Gelsenkirchen. Die Produktion in Gelsenkirchen läuft gut. Aber die Spar-Pläne bei Thyssenkrupp Steel könnten auch Folgen für Electrical Steel in Schalke haben.
Es passiert nicht alle Tage, dass sich alle drei SPD-Abgeordneten aus Gelsenkirchen gleichzeitig zu einem Thema zu Wort melden.

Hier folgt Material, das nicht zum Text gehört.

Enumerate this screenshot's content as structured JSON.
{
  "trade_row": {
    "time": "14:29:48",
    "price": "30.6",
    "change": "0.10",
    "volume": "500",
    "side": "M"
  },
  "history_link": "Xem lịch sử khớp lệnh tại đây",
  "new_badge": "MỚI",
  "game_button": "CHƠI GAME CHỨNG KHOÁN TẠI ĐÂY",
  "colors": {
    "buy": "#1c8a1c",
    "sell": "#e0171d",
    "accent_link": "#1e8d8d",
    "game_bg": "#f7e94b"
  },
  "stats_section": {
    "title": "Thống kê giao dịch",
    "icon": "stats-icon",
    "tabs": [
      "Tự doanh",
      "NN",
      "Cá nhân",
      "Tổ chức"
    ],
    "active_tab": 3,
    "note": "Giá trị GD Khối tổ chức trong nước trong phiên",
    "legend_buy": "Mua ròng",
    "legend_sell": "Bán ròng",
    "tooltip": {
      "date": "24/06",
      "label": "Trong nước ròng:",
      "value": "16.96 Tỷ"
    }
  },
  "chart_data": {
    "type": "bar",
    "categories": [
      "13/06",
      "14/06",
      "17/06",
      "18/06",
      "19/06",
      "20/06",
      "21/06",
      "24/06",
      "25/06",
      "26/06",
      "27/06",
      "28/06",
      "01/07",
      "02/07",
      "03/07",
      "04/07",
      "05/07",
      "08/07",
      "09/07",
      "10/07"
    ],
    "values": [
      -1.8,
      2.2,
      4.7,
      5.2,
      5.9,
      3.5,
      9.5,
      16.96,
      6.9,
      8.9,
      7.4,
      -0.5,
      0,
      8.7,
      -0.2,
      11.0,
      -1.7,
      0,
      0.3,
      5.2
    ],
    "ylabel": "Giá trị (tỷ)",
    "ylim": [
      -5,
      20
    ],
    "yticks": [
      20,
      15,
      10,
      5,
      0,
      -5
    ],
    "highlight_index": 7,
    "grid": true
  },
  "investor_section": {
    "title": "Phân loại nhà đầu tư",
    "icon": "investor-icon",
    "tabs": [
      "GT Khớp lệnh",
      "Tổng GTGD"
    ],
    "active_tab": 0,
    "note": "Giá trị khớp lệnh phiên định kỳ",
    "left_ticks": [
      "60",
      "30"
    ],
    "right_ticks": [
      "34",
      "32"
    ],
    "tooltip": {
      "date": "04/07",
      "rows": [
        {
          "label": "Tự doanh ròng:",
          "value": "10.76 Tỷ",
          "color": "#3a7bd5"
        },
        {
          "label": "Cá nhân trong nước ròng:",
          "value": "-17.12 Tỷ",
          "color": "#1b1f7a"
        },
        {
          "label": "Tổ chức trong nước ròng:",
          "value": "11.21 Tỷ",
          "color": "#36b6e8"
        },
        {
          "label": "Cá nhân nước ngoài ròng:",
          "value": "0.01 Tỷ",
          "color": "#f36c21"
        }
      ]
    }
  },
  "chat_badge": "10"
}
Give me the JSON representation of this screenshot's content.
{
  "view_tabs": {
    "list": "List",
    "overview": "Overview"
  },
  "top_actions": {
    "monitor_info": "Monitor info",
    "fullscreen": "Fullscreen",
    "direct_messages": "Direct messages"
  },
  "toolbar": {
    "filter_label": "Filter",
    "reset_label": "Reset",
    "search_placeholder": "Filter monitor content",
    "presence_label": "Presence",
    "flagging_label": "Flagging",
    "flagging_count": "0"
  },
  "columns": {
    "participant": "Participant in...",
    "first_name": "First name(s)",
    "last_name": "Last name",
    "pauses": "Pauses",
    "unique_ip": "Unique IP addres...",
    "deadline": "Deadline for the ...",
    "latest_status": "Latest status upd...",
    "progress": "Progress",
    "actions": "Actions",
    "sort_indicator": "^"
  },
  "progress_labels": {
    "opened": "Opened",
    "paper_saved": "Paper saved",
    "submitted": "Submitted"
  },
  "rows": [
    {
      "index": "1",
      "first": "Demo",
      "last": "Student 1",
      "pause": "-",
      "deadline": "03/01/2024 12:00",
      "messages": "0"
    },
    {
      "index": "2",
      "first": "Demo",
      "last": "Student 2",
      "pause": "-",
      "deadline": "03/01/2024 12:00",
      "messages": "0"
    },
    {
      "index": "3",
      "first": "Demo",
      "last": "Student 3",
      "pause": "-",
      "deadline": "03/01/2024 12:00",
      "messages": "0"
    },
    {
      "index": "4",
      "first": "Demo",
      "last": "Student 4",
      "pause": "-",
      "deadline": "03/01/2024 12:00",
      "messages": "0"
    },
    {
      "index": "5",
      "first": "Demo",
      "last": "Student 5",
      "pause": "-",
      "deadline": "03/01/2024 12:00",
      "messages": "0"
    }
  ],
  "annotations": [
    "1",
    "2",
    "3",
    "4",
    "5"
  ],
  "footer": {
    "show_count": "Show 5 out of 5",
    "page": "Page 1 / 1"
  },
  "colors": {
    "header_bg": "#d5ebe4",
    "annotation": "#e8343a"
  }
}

Doch die gegenwärtige Krise bei Thyssenkrupp Steel und der – aus Sicht der Arbeitnehmervertreter – „Radikal-Plan“ von Konzernchef Miguel López scheint die hiesigen Sozialdemokraten so aufzuwühlen, dass der Bundestagsabgeordnete Markus Töns sowie die Landtagsabgeordneten Christin Siebel und Sebastian Watermeier gleichsam betonen: „Wir müssen unsere Kräfte bündeln, um unsere Stahlindustrie als Kern der industriellen Wertschöpfungsketten in relevanter Größe zu erhalten!“ Appelle, die nicht zu Unrecht aus Gelsenkirchen kommen: Denn auch bei Thyssenkrupp Electrical Steel in Schalke macht man sich Sorgen.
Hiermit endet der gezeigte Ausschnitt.